Willowbank School – Tina Joshua-Bargh
2016 | Ecology and our changing world
School: Willowbank School
Willowbank School is an Enviroschool and as such, believes that science needs to be practical, taught within a meaningful context and driven through the students. Willowbank School has started down the road of upskilling their teachers so that they become more effective science teachers, and Tina’s participation in this programme will enhance this journey. Over the past two years, the school has been part of the Botany Science Learning and Change Network (LCN). Tina is a member of the LCN steering committee, which is dedicated to improving science teaching and learning in this cluster of schools. Tina’s learning from the Science Teaching Leadership Programme will greatly enhance the knowledge base of this committee.
Tina has 18 years of teaching experience at primary level in Canada and New Zealand. She is passionate about helping students to learn social skills, and has developed a school based programme to teach these skills in a non-threatening way to students from all areas of the school. This is another aspect of her dedication to students as well as to the Willowbank Way culture.
Tina’s participation in the Science Teaching Leadership Programme allowed her to experience life as a scientist and to be involved in ecological science in an authentic and practical way. She was hosted by Dr. Cate Macinnis-Ng, Senior Lecturer and Rutherford Discovery Fellow at the School of Biological Sciences, University of Auckland. Tina will be able to share the experiences she had while working with Cate, with students and staff at Willowbank School so that they can then be incorporated into teaching and learning.

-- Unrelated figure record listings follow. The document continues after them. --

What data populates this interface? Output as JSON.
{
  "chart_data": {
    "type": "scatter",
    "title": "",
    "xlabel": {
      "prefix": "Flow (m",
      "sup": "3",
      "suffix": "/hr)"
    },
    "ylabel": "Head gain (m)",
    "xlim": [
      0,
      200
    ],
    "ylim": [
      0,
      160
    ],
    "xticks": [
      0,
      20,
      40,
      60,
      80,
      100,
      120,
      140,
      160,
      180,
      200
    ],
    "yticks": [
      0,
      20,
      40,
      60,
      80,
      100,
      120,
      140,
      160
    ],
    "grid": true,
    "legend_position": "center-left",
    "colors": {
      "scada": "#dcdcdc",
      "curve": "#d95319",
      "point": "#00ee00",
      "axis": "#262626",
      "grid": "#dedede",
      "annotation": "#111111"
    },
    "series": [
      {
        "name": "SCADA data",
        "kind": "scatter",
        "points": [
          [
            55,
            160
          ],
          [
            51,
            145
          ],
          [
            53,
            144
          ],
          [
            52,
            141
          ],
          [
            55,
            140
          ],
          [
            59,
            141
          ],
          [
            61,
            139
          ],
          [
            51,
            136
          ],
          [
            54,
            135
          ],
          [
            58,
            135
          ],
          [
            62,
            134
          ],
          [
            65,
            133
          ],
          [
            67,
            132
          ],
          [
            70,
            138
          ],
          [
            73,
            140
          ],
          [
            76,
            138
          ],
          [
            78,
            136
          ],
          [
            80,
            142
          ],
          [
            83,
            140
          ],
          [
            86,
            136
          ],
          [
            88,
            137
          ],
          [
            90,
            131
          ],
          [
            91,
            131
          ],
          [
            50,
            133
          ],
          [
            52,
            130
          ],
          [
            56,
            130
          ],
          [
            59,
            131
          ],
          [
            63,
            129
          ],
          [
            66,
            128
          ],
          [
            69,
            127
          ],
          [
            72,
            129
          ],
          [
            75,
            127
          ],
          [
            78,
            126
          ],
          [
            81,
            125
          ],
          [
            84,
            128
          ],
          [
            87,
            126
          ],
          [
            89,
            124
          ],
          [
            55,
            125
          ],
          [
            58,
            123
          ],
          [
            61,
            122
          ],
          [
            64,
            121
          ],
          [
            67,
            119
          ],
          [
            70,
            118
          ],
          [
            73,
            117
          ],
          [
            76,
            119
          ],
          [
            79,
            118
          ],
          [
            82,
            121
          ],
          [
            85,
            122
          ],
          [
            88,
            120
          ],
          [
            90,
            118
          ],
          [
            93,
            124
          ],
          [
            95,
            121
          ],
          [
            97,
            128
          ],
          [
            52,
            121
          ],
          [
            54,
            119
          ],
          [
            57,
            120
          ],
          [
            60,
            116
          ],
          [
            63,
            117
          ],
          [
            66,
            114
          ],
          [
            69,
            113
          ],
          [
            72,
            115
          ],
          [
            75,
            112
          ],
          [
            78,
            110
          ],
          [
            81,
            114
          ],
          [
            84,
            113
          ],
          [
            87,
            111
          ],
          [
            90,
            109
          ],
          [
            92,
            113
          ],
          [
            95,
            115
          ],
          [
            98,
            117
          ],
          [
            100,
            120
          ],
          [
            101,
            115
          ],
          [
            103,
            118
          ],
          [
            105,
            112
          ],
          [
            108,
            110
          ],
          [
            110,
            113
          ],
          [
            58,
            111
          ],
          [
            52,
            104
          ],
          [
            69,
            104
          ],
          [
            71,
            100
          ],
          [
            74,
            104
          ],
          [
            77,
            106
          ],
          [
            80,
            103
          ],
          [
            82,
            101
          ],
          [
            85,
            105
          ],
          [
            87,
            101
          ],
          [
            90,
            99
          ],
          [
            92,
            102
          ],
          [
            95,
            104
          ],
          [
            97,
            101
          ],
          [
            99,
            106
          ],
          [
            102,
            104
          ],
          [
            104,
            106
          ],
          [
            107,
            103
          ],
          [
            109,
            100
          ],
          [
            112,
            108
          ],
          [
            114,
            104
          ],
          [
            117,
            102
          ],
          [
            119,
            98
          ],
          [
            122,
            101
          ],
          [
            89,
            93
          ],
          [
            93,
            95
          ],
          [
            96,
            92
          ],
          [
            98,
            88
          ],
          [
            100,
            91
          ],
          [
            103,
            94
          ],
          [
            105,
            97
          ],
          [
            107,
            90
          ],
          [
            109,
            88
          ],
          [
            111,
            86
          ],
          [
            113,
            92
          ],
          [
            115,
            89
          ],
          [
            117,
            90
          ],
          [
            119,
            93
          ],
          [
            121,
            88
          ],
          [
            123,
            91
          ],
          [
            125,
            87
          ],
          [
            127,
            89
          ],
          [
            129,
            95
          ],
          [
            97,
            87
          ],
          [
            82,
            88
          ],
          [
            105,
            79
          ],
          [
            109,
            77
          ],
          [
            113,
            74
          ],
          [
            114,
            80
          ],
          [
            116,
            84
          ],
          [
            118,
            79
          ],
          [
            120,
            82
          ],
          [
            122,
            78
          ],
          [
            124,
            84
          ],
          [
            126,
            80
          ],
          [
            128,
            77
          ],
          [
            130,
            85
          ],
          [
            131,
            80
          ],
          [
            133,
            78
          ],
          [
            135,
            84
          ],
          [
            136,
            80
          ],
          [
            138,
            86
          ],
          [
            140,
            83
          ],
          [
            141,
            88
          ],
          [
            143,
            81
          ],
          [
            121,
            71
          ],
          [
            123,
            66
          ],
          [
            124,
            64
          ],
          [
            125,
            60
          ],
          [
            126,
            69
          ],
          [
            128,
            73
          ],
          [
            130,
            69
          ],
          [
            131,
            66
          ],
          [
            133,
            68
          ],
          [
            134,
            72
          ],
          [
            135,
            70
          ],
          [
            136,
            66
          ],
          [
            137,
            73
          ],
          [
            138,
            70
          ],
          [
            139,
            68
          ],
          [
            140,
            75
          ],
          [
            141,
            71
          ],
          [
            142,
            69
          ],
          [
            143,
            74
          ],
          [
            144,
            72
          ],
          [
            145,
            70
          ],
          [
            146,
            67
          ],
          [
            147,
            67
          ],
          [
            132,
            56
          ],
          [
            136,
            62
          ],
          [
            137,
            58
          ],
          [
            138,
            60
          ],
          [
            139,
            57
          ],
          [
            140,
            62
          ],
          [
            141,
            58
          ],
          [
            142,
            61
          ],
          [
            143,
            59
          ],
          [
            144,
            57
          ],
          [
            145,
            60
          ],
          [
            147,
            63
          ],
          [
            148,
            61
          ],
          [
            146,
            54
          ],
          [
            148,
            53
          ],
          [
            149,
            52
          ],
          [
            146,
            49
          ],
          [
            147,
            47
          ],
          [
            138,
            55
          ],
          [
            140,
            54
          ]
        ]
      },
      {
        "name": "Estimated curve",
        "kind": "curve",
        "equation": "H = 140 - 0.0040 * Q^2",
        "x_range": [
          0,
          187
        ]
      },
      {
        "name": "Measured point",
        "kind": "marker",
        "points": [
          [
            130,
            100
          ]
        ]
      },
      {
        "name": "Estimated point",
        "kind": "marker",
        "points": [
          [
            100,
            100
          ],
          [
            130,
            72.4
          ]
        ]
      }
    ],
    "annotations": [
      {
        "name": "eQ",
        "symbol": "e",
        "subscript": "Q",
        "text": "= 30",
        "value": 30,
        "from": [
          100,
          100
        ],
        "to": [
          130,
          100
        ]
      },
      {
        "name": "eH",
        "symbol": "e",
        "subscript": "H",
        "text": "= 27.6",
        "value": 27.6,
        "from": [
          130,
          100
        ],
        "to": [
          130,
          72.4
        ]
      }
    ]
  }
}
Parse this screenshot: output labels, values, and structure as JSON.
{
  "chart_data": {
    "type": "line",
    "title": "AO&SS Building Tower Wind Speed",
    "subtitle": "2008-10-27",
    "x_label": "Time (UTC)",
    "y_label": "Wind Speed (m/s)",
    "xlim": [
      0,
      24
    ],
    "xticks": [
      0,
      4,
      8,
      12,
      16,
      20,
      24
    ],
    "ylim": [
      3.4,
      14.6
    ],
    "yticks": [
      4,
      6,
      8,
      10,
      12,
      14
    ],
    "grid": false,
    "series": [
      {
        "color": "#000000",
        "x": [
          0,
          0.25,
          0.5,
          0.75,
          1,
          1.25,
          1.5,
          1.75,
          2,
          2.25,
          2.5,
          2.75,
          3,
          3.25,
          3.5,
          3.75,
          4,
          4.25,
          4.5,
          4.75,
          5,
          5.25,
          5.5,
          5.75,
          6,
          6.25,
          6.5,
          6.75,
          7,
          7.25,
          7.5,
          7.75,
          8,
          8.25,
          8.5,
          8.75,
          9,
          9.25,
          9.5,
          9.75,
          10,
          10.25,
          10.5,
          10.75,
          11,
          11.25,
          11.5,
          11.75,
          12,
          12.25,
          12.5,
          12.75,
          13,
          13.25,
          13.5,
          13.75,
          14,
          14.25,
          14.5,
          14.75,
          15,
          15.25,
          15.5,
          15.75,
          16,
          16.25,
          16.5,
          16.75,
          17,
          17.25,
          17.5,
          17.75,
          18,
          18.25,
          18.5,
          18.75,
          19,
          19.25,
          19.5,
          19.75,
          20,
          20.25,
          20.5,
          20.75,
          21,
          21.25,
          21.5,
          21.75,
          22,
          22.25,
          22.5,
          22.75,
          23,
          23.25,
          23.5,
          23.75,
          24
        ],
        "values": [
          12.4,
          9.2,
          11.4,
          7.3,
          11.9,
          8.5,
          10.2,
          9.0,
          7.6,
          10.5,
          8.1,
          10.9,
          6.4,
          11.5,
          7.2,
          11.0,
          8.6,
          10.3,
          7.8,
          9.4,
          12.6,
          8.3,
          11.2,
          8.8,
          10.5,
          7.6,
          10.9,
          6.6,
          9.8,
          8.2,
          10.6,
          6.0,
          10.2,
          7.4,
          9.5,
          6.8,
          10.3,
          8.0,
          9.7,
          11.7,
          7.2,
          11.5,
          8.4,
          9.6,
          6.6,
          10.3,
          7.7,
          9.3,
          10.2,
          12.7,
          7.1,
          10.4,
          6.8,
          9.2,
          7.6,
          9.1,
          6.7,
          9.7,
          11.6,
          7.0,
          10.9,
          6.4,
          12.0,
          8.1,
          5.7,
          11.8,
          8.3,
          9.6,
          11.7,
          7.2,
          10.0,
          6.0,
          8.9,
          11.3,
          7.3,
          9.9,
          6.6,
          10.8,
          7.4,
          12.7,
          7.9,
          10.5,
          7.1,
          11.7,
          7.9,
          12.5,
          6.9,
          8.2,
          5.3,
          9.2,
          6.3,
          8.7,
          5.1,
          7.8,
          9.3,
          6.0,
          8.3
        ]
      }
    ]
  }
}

Tina hopes to further develop links with the local scientific community so students can be exposed to authentic science knowledge, skills and attitudes. Using what she has learned on the STLP, Tina’s goal is to make science fun, meaningful and relevant to all students at Willowbank School.
When Tina returns to Willowbank School, she will be able to use the leadership skills and knowledge gained from the programme, as well as on-going phase two support, to raise the profile of the Nature of Science strand from the New Zealand curriculum as well as the profile of the Science Capabilities. There will be the opportunities to inform colleagues and to develop and enhance units of work in science. Willowbank School’s aim is to engage students in science and develop their knowledge of how scientists work so they can think critically about science and are able to participate in society as informed citizen scientists. Willowbank School firmly believes that science should not be taught in isolation or be a one off topic, but should be part of the fabric of everyday learning. Through the nature of science, students should continuously be making links between theory and practical based learning, and when possible linking it to their own environment. The school believes that science needs to be practical, taught within a meaningful context and driven by the students. This is reflected in their philosophy as an Enviroschool. In 2017 Willowbank School plans to build a greenhouse using recyclable material, grow native plants and vegetables from seedlings as well as to build an outdoor classroom. All of this learning will include student voice and ownership and will aim to include their community as much as possible throughout all phases. This will also lead to authentic science learning and inquiry.
Tina would like to thank the team at the Royal Society of New Zealand, and Executive Education, University of Otago, for giving her the opportunity to extend her experience and build her professional knowledge. She would also like to extend her appreciation to the other Participant Teachers for their supportive attitude and willingness to challenge ideas which created an atmosphere that encouraged professional growth.
A huge thank you is due to Cate and the scientists at the School of Biological Sciences, University of Auckland, Tamaki Campus, for being so willing to share their knowledge, take time to give explanations, giving guidance on field trips and sharing their passion for communicating science. As well as learning many contextual facts about the science that happens at the School of Biological Sciences, Tina learned how these scientists share their knowledge with their colleagues and the public and the “so what” of what they do.
The Science Teaching Leadership Programme has provided Tina with an amazing professional learning journey that she is looking forward to putting into practice and sharing with others.